The political result was to have settled the national question, left the Grand Duchess as the incarnation of the nation itself, and settled the republican issue once and for all, as although the monarchy still had its detractors, particularly amongst socialists, its importance as a political issue waned considerably. An exception was the city of Esch-sur-Alzette, in which the majority (55%) voted for becoming a republic. In Luxembourg City only 33% voted for a republic.

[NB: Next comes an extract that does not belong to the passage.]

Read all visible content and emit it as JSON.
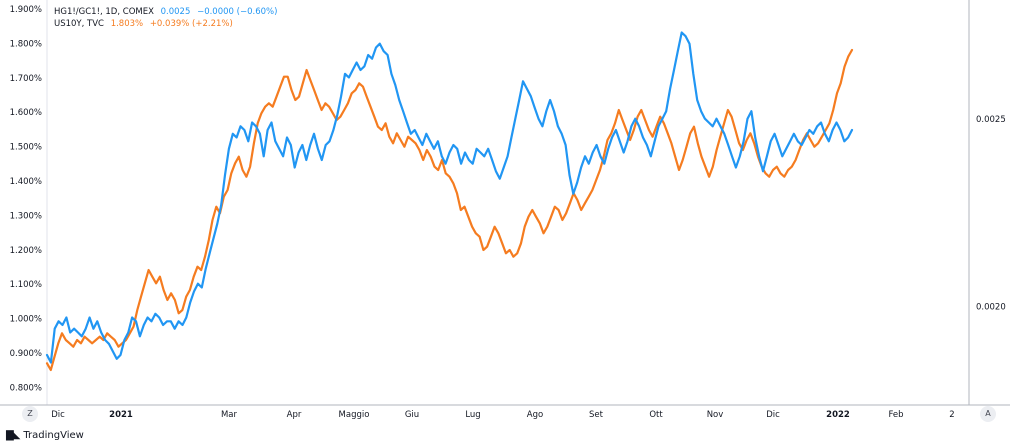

The economic question was more difficult for the government to implement. Indeed, since 1917, France had promised Belgium free rein (economically) in Luxembourg, and had informally precluded a customs union, but negotiations with the French government proceeded nonetheless, before collapsing in May 1920. This prompted the government to turn to Belgium. Within a year, negotiations had been completed and a treaty was signed on 25 July 1921 to create the Belgium–Luxembourg Economic Union (UEBL). Due to the referendum result, and a lingering distrust of Belgium's political motives, the public in Luxembourg greatly resented the treaty. However, the treaty was still successfully
ratified by the Chamber of Deputies on 22 December 1922, with 27 votes for, 13 against, and 8 in abstention.